According to the documents, Ruhani said his brother-in-law was the chief of intelligence for the Taliban, although he later claimed he only said that to impress the Americans. Once in custody, he claimed he only took a low-level security position to avoid getting conscripted into front-line combat duty, only worked for the Taliban once every two weeks or so as a driver or street police officer, and spent most of his time running a shop.

The documents claim U.S. officials concluded Ruhani was downplaying his role within the Taliban and judged him to be a “threat to the U.S., its interests, and allies.”

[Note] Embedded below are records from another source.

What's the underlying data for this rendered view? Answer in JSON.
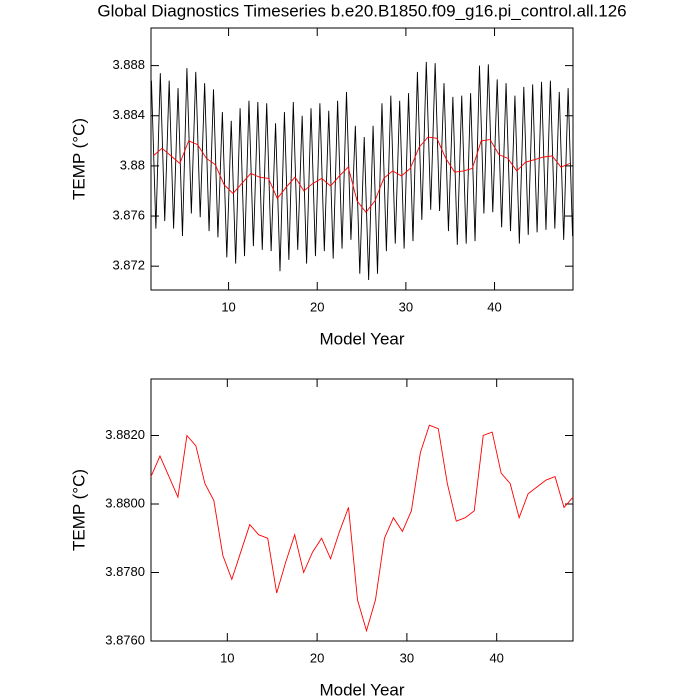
{
  "chart_data": [
    {
      "type": "line",
      "title": "Global Diagnostics Timeseries b.e20.B1850.f09_g16.pi_control.all.126",
      "x_label": "Model Year",
      "y_label": "TEMP (°C)",
      "xlim": [
        1.25,
        48.85
      ],
      "xticks": [
        10,
        20,
        30,
        40
      ],
      "ylim": [
        3.8701,
        3.891
      ],
      "yticks": [
        3.872,
        3.876,
        3.88,
        3.884,
        3.888
      ],
      "series": [
        {
          "color": "#000000",
          "x": [
            1.3,
            1.8,
            2.3,
            2.8,
            3.3,
            3.8,
            4.3,
            4.8,
            5.3,
            5.8,
            6.3,
            6.8,
            7.3,
            7.8,
            8.3,
            8.8,
            9.3,
            9.8,
            10.3,
            10.8,
            11.3,
            11.8,
            12.3,
            12.8,
            13.3,
            13.8,
            14.3,
            14.8,
            15.3,
            15.8,
            16.3,
            16.8,
            17.3,
            17.8,
            18.3,
            18.8,
            19.3,
            19.8,
            20.3,
            20.8,
            21.3,
            21.8,
            22.3,
            22.8,
            23.3,
            23.8,
            24.3,
            24.8,
            25.3,
            25.8,
            26.3,
            26.8,
            27.3,
            27.8,
            28.3,
            28.8,
            29.3,
            29.8,
            30.3,
            30.8,
            31.3,
            31.8,
            32.3,
            32.8,
            33.3,
            33.8,
            34.3,
            34.8,
            35.3,
            35.8,
            36.3,
            36.8,
            37.3,
            37.8,
            38.3,
            38.8,
            39.3,
            39.8,
            40.3,
            40.8,
            41.3,
            41.8,
            42.3,
            42.8,
            43.3,
            43.8,
            44.3,
            44.8,
            45.3,
            45.8,
            46.3,
            46.8,
            47.3,
            47.8,
            48.3,
            48.8
          ],
          "values": [
            3.8868,
            3.875,
            3.8874,
            3.8756,
            3.8868,
            3.875,
            3.8862,
            3.8744,
            3.8878,
            3.8762,
            3.8875,
            3.8759,
            3.8866,
            3.8748,
            3.8861,
            3.8743,
            3.8843,
            3.8727,
            3.8836,
            3.8722,
            3.8846,
            3.8728,
            3.8852,
            3.8736,
            3.8851,
            3.8733,
            3.885,
            3.8732,
            3.8834,
            3.8716,
            3.8843,
            3.8725,
            3.8851,
            3.8733,
            3.884,
            3.8722,
            3.8846,
            3.8728,
            3.885,
            3.8732,
            3.8844,
            3.8726,
            3.8852,
            3.8734,
            3.8859,
            3.8741,
            3.8832,
            3.8714,
            3.8823,
            3.8709,
            3.8832,
            3.8714,
            3.885,
            3.8732,
            3.8856,
            3.8738,
            3.8852,
            3.8734,
            3.8858,
            3.874,
            3.8875,
            3.8757,
            3.8883,
            3.8765,
            3.8882,
            3.8764,
            3.8866,
            3.8748,
            3.8855,
            3.8737,
            3.8856,
            3.8738,
            3.8858,
            3.874,
            3.888,
            3.8762,
            3.8881,
            3.8763,
            3.8869,
            3.8751,
            3.8866,
            3.8748,
            3.8856,
            3.8738,
            3.8863,
            3.8745,
            3.8865,
            3.8747,
            3.8867,
            3.8749,
            3.8868,
            3.875,
            3.8859,
            3.8741,
            3.8862,
            3.8744
          ]
        },
        {
          "color": "#ff0000",
          "x": [
            1.5,
            2.5,
            3.5,
            4.5,
            5.5,
            6.5,
            7.5,
            8.5,
            9.5,
            10.5,
            11.5,
            12.5,
            13.5,
            14.5,
            15.5,
            16.5,
            17.5,
            18.5,
            19.5,
            20.5,
            21.5,
            22.5,
            23.5,
            24.5,
            25.5,
            26.5,
            27.5,
            28.5,
            29.5,
            30.5,
            31.5,
            32.5,
            33.5,
            34.5,
            35.5,
            36.5,
            37.5,
            38.5,
            39.5,
            40.5,
            41.5,
            42.5,
            43.5,
            44.5,
            45.5,
            46.5,
            47.5,
            48.5
          ],
          "values": [
            3.8808,
            3.8814,
            3.8808,
            3.8802,
            3.882,
            3.8817,
            3.8806,
            3.8801,
            3.8785,
            3.8778,
            3.8786,
            3.8794,
            3.8791,
            3.879,
            3.8774,
            3.8783,
            3.8791,
            3.878,
            3.8786,
            3.879,
            3.8784,
            3.8792,
            3.8799,
            3.8772,
            3.8763,
            3.8772,
            3.879,
            3.8796,
            3.8792,
            3.8798,
            3.8815,
            3.8823,
            3.8822,
            3.8806,
            3.8795,
            3.8796,
            3.8798,
            3.882,
            3.8821,
            3.8809,
            3.8806,
            3.8796,
            3.8803,
            3.8805,
            3.8807,
            3.8808,
            3.8799,
            3.8802
          ]
        }
      ]
    },
    {
      "type": "line",
      "x_label": "Model Year",
      "y_label": "TEMP (°C)",
      "xlim": [
        1.5,
        48.5
      ],
      "xticks": [
        10,
        20,
        30,
        40
      ],
      "ylim": [
        3.876,
        3.88365
      ],
      "yticks": [
        {
          "value": 3.876,
          "label": "3.8760"
        },
        {
          "value": 3.878,
          "label": "3.8780"
        },
        {
          "value": 3.88,
          "label": "3.8800"
        },
        {
          "value": 3.882,
          "label": "3.8820"
        }
      ],
      "series": [
        {
          "color": "#ff0000",
          "x": [
            1.5,
            2.5,
            3.5,
            4.5,
            5.5,
            6.5,
            7.5,
            8.5,
            9.5,
            10.5,
            11.5,
            12.5,
            13.5,
            14.5,
            15.5,
            16.5,
            17.5,
            18.5,
            19.5,
            20.5,
            21.5,
            22.5,
            23.5,
            24.5,
            25.5,
            26.5,
            27.5,
            28.5,
            29.5,
            30.5,
            31.5,
            32.5,
            33.5,
            34.5,
            35.5,
            36.5,
            37.5,
            38.5,
            39.5,
            40.5,
            41.5,
            42.5,
            43.5,
            44.5,
            45.5,
            46.5,
            47.5,
            48.5
          ],
          "values": [
            3.8808,
            3.8814,
            3.8808,
            3.8802,
            3.882,
            3.8817,
            3.8806,
            3.8801,
            3.8785,
            3.8778,
            3.8786,
            3.8794,
            3.8791,
            3.879,
            3.8774,
            3.8783,
            3.8791,
            3.878,
            3.8786,
            3.879,
            3.8784,
            3.8792,
            3.8799,
            3.8772,
            3.8763,
            3.8772,
            3.879,
            3.8796,
            3.8792,
            3.8798,
            3.8815,
            3.8823,
            3.8822,
            3.8806,
            3.8795,
            3.8796,
            3.8798,
            3.882,
            3.8821,
            3.8809,
            3.8806,
            3.8796,
            3.8803,
            3.8805,
            3.8807,
            3.8808,
            3.8799,
            3.8802
          ]
        }
      ]
    }
  ]
}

Ruhani was therefore shipped to Guantánamo, where he “committed 15 disciplinary infractions including threatening guards and stuffing his flip flops down the sink but never committed any violence,” according to the Daily Mail. 

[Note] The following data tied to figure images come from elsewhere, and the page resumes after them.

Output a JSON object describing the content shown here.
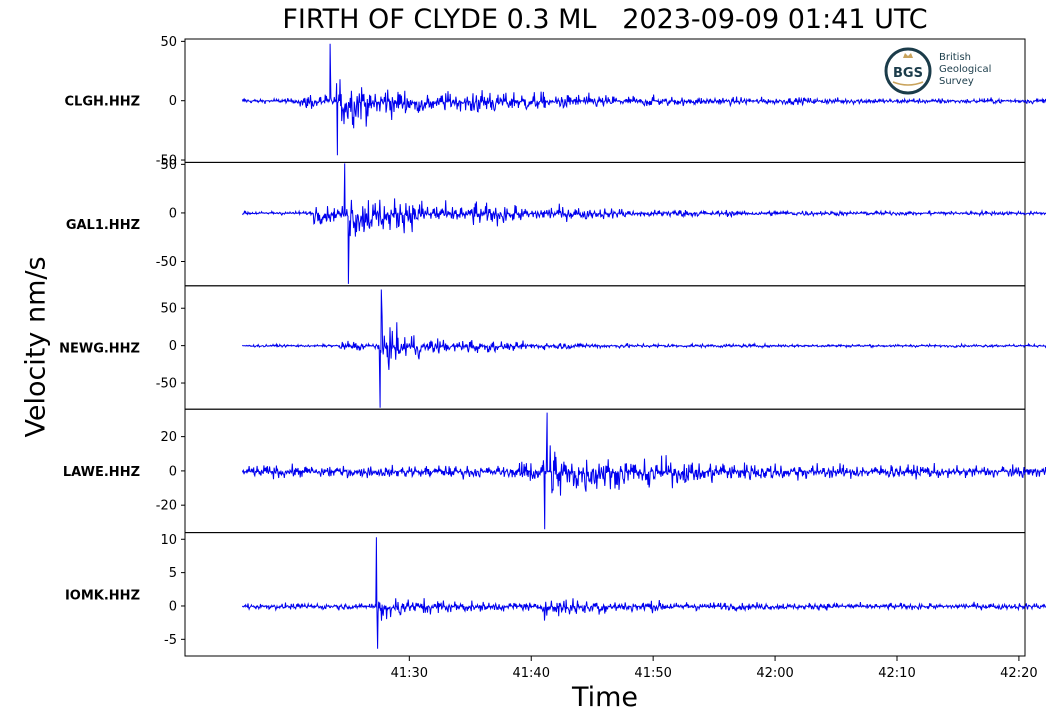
{
  "title": "FIRTH OF CLYDE 0.3 ML   2023-09-09 01:41 UTC",
  "ylabel": "Velocity nm/s",
  "xlabel": "Time",
  "logo": {
    "abbr": "BGS",
    "lines": [
      "British",
      "Geological",
      "Survey"
    ],
    "colors": {
      "ring": "#1b3c4a",
      "text": "#1b3c4a",
      "accent": "#c9a35c"
    }
  },
  "colors": {
    "trace": "#0000ee",
    "axis": "#000000"
  },
  "chart_data": {
    "type": "line",
    "x_ticks": [
      "41:30",
      "41:40",
      "41:50",
      "42:00",
      "42:10",
      "42:20"
    ],
    "x_tick_seconds": [
      90,
      100,
      110,
      120,
      130,
      140
    ],
    "xlim_seconds": [
      71.6,
      140.5
    ],
    "data_range_seconds": [
      76.3,
      146.2
    ],
    "panels": [
      {
        "station": "CLGH.HHZ",
        "yticks": [
          50,
          0,
          -50
        ],
        "ylim": [
          -52,
          52
        ],
        "peak_positive": 48,
        "peak_negative": -46
      },
      {
        "station": "GAL1.HHZ",
        "yticks": [
          50,
          0,
          -50
        ],
        "ylim": [
          -75,
          52
        ],
        "peak_positive": 51,
        "peak_negative": -73
      },
      {
        "station": "NEWG.HHZ",
        "yticks": [
          50,
          0,
          -50
        ],
        "ylim": [
          -85,
          80
        ],
        "peak_positive": 75,
        "peak_negative": -83
      },
      {
        "station": "LAWE.HHZ",
        "yticks": [
          20,
          0,
          -20
        ],
        "ylim": [
          -36,
          36
        ],
        "peak_positive": 34,
        "peak_negative": -34
      },
      {
        "station": "IOMK.HHZ",
        "yticks": [
          10,
          5,
          0,
          -5
        ],
        "ylim": [
          -7.5,
          11
        ],
        "peak_positive": 10.3,
        "peak_negative": -6.4
      }
    ]
  }
}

On one documented occasion in 2005, Ruhani told a Guantánamo Bay guard, “We will get you on the outside.” He constantly denied having any ties to al-Qaeda or any knowledge of the 9/11 attacks.

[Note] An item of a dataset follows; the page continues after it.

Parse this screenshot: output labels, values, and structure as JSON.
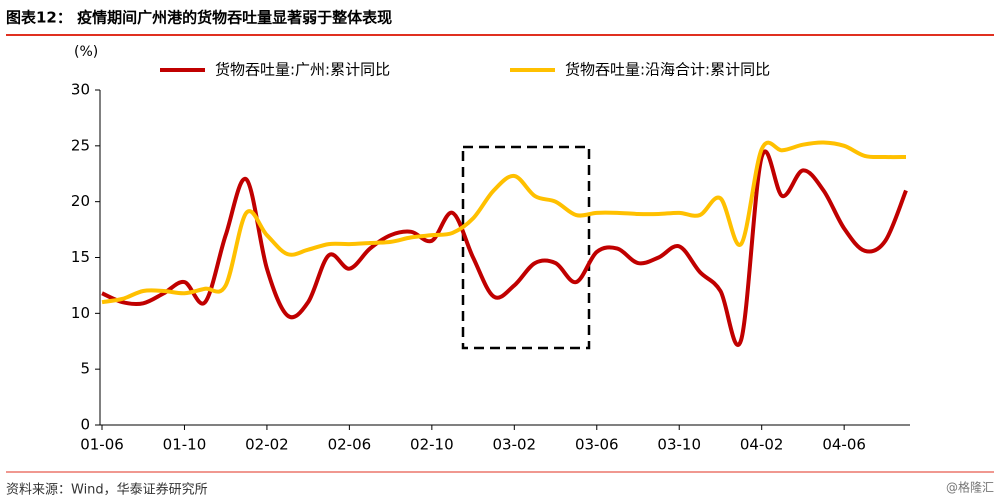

“The detainee claims to be no more than a simple shopkeeper who helped Americans. The detainee stated that his only wish was to return to Afghanistan and assist his father, who is sick, in operating the family appliance store in Kabul,” the Defense Department report on Ruhani stated.

The Pentagon evaluated Ruhani as a “medium” security risk at the time of his release and said he would likely rejoin “anti-coalition militia entities” upon returning to Afghanistan. He presented himself as a military commander when he spoke with Al Jazeera in the presidential palace on Sunday. His U.S. lawyer said she never spoke to him again after he was released in 2007.

The New York Post on Monday identified another current Taliban official, Mullah Khairullah Khairkhwa, as one of the Guantánamo detainees released by President Barack Obama in exchange for deserter Bowe Bergdahl in 2014. The Obama administration promised it would take steps to prevent the freed “Taliban Five” from returning to the battlefield, and angrily denied later reports that the Five had resumed active leadership positions with the terrorist organization.

The Associated Press

In this image made from video obtained from Voice Of Jihad Website, which has been authenticated based on its contents and other AP reporting, Sgt. Bowe Bergdahl, sits in a vehicle guarded by the Taliban in eastern Afghanistan. (Voice Of Jihad Website via AP video, File)

President Barack Obama makes a statement about the release of Sgt. Bowe Bergdahl as his parents, Jani Bergdahl (L) and Bob Bergdahl (R) listen May 31, 2014 in the Rose Garden at the White House. (J.H. Owen-Pool/Getty Images)

Khairkhwa was reportedly one of the Taliban leaders who met with President Joe Biden’s envoy to Afghanistan in Moscow earlier this year to negotiate the terms of U.S. troop withdrawal. Khairkwha allegedly promised the Biden team the Taliban would not launch a spring military offensive of all U.S. troops were pulled out of Afghanistan, and promised there would be no retaliation against Afghans who worked with the U.S. military.